The 5-star general, a West Point graduate and West Point superintendent between World Wars I and II, loved college football. When Army won the 1944 Army-Navy Game, 23-7, MacArthur sent a telegram to Blaik from the World War II Pacific theater: “The greatest of all Army teams. We have stopped the war to celebrate your magnificent success.”
Blaik coached Army’s 1944 and 1945 national title teams with Mr. Inside and Mr. Outside winning back-to-back Heisman Trophy winners, Doc Blanchard (1945) and Glenn Davis (1946). When MacArthur returned from Korean War and lived at the Waldorf-Astoria Hotel, Blaik had a young assistant coach, Vince Lombardi, drive the game film into New York to have it developed. But before he returned home, he was to stop at the Waldorf-Astoria and review the film with MacArther.
Although Rice died before the inaugural 1959 award and MacArthur in 1964, the spirt of Rice and MacArthur lived on through the 1966 split title. Blaik died in 1989 at age 92.

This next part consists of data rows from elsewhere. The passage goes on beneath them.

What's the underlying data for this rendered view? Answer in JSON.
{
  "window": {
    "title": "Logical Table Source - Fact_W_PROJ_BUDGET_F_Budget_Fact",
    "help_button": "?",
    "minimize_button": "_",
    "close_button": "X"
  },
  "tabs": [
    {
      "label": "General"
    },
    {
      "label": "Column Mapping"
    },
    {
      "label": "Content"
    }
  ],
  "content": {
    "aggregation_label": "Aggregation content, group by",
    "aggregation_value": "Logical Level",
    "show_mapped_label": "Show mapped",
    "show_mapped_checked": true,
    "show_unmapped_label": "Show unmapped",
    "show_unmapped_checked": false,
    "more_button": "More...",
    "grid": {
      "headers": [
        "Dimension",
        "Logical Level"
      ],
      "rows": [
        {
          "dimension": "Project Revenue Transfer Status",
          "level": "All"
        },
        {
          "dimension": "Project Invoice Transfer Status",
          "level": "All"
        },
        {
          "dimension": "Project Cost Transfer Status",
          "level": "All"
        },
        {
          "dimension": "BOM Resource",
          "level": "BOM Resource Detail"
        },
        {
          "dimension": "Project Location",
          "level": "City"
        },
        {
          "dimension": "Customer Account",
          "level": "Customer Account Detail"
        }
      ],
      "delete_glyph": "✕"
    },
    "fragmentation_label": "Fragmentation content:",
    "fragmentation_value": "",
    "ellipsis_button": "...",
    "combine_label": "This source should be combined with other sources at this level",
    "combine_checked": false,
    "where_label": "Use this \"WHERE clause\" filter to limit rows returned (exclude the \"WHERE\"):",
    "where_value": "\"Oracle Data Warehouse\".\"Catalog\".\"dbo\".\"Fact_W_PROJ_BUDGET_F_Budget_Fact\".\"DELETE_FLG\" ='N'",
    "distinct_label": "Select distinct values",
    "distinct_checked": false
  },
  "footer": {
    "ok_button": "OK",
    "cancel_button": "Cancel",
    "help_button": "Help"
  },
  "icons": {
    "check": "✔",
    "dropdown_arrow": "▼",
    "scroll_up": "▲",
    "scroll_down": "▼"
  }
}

The NFF co-title explains why Michigan State lists 1966 among its national championship seasons at Spartan Stadium on the face of the upper deck. It was a sight that took by surprise Notre Dame legend Terry Hanratty, the Irish’s quarterback in 1966, when his son Conor played for Notre Dame, and he attended a 2012 Notre Dame-Michigan State game at Spartan Stadium.
I explained to Terry he forgot about the NFF co-championship, although he understandably focuses on the AP, UPI and FWAA outright titles.
Nevertheless, Hanratty says of the two rosters, “I still say to this day those are two best teams to ever play each other. You look at the amount of talent that was on both sides of the field.”
There were seven first-round draft pick, with four from Michigan State among the first eight — No. 1 Bubba Smith, No. 2 Clinton Jones, No. 5 George Webster and No. 8 Gene Washington — and three from Notre Dame, No.12, Paul Seiler; No. 15, Alan Page; and No. 23, Tom Regner.
Three players finished in the Top 10 of Heisman voting: third, Notre Dame’s Nick Eddy; sixth, Jones; and eighth, Hanratty.
Among the three classes on the field (freshmen were eligible until 1972), the talent including the juniors taken in the 1968 draft and the sophomores selected in the 1969 draft totaled 10 first-round picks, 42 overall draft picks, 33 pro players and 25 All-Americans.
There were only two other years the NFF stood alone, naming its national champion: Ohio State, in 1970, and Notre Dame, in 1964.
— In 1970, Ohio State (9-1) as NFF’s co-champion with Texas. Ohio State was 9-1 with its only loss in the Rose Bowl to No. 12 Stanford. Texas (10-1) was unbeaten with its only loss in the Cotton Bowl to No. 6 Notre Dame. Texas claimed the FWAA title outright and Nebraska (11-0-1) the outright UPI and FWAA crowns. Nebraska was tied by USC in the second week of the season, but the Cornhuskers won the Orange Bowl against LSU.
— In 1964, Notre Dame (9-1) was the NFF outright champion, while Alabama (10-1) won the AP and UPI polls and Arkansas (11-0) the FWAA title.
One year the NFF got it wrong, though, was 1978. USC (11-1) beat Alabama (11-1) head-to-head when the teams played the second week of the season at Legion Field in Birmingham. USC’s loss was when the Trojans were victims of a Arizona State and a crowd rabid over the school’s first year in the Pac-10 on a Saturday night at Sun Devil Stadium. The AP, FWAA and NFF voted Alabama the champion, while UPI got the head-to-head right with USC its national champ.
Throughout the poll era history, there is a pattern of Alabama coach Bear Bryant’s folk hero stature gaining favoritism in voting, especially among the southern voters.